Listed Building – Grade II
- Official name: Corn Exchange
- Designated: 26 November 1976
- Reference no.: 1303219

= Corn Exchange, Harleston =

Commercial building in Harleston, Norfolk, England

The Corn Exchange is a commercial building in Exchange Street in Harleston, Norfolk, England. The structure, which was used as a vintage and antiques emporium until June 2023, is a Grade II listed building.

==History==
Until the mid-19th century, corn merchants conducted their trade in the open air around the Market Cross, which was situated where the Clock Tower now stands, on the north side of the Market Place.

Following the repeal of the Corn Laws in 1846, local leaders decided to commission a purpose-built corn exchange. The new building was designed by John Bunn of Norwich in the neoclassical style, built with a stucco finish and was completed in 1849. The design involved a symmetrical main frontage of three bays facing onto Exchange Street. The central bay, which was slightly projected forward, featured a tetrastyle portico formed by four Tuscan order columns supporting a heavy entablature and a cornice. Inside the portico, there was a double doorway with a moulded architrave and a rectangular fanlight. Above the doorway was a rectangular panel, inscribed with the words "Corn Exchange" and the date of construction. The outer bays, which were blind, featured Tuscan order pilasters at the corners. Internally, the principal room was the main hall, which was 70 feet long and 40 feet wide.
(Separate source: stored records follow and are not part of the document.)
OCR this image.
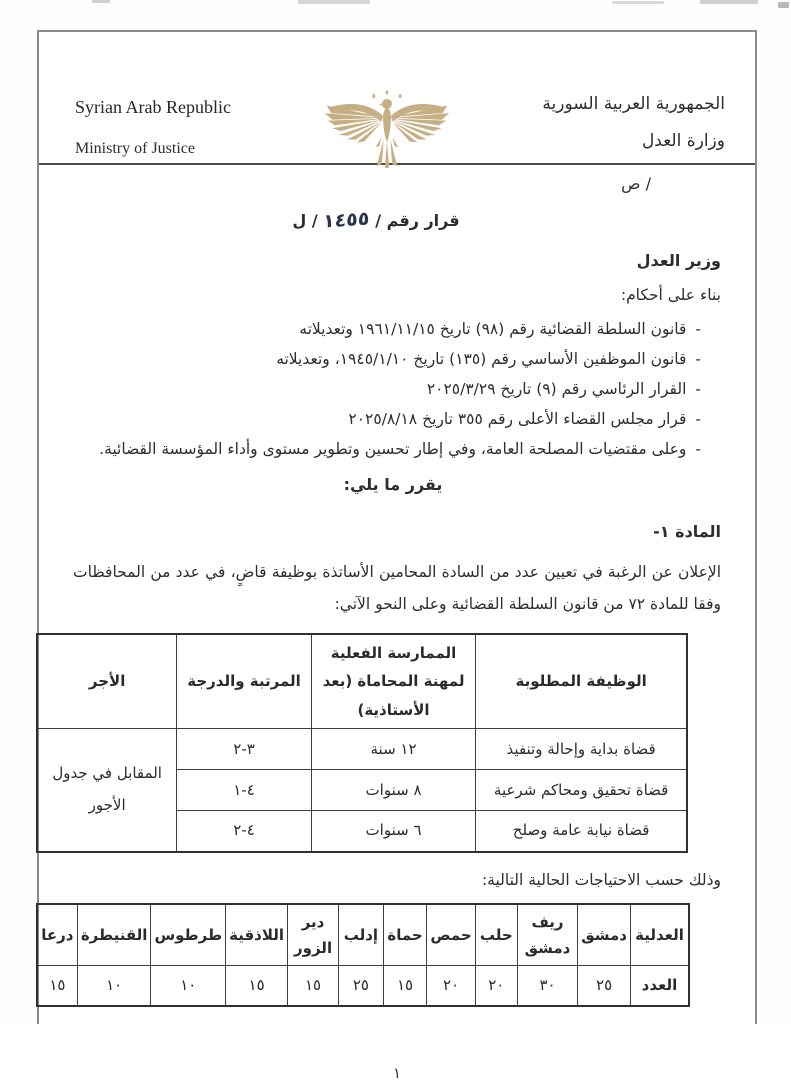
Syrian Arab Republic
Ministry of Justice
الجمهورية العربية السورية
وزارة العدل
/ ص
قرار رقم / ١٤٥٥ / ل
وزير العدل
بناء على أحكام:
-
قانون السلطة القضائية رقم (٩٨) تاريخ ١٩٦١/١١/١٥ وتعديلاته
-
قانون الموظفين الأساسي رقم (١٣٥) تاريخ ١٩٤٥/١/١٠، وتعديلاته
-
القرار الرئاسي رقم (٩) تاريخ ٢٠٢٥/٣/٢٩
-
قرار مجلس القضاء الأعلى رقم ٣٥٥ تاريخ ٢٠٢٥/٨/١٨
-
وعلى مقتضيات المصلحة العامة، وفي إطار تحسين وتطوير مستوى وأداء المؤسسة القضائية.
يقرر ما يلي:
المادة ١-
الإعلان عن الرغبة في تعيين عدد من السادة المحامين الأساتذة بوظيفة قاضٍ، في عدد من المحافظات وفقا للمادة ٧٢ من قانون السلطة القضائية وعلى النحو الآتي:
الوظيفة المطلوبة	الممارسة الفعلية لمهنة المحاماة (بعد الأستاذية)	المرتبة والدرجة	الأجر
قضاة بداية وإحالة وتنفيذ	١٢ سنة	٣-٢	المقابل في جدول الأجور
قضاة تحقيق ومحاكم شرعية	٨ سنوات	٤-١	
قضاة نيابة عامة وصلح	٦ سنوات	٤-٢	
وذلك حسب الاحتياجات الحالية التالية:
العدلية	دمشق	ريف دمشق	حلب	حمص	حماة	إدلب	دير الزور	اللاذقية	طرطوس	القنيطرة	درعا
العدد	٢٥	٣٠	٢٠	٢٠	١٥	٢٥	١٥	١٥	١٠	١٠	١٥
١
The architectural historian, Nikolaus Pevsner, was unimpressed with the concept which he described as "a crude design based on giant Tuscan columns". The use of the building as a corn exchange declined significantly in the wake of the Great Depression of British Agriculture in the late 19th century. The building instead served as the venue for petty session hearings, and as a venue for public events including dances, regimental balls and roller skating events.

In the early 1990s, the corn exchange closed and, after the fabric of the building began to deteriorate, it was put on the Heritage at Risk Register. The Canadian actor, Bradley Lavelle, acquired the building and, in 2004, initiated a major programme of refurbishment works to convert it into a shopping venue with restaurant, wine bar, and delicatessen known as Xchange. The business was not financially successful and, after it closed in July 2005, the building was sold in 2007.

The building re-opened as a vintage and antiques emporium under new management in August 2013, but, after the business again faced financial difficulties, it changed hands in 2022. In the context of the cost-of-living crisis, the new owner closed it again in June 2023.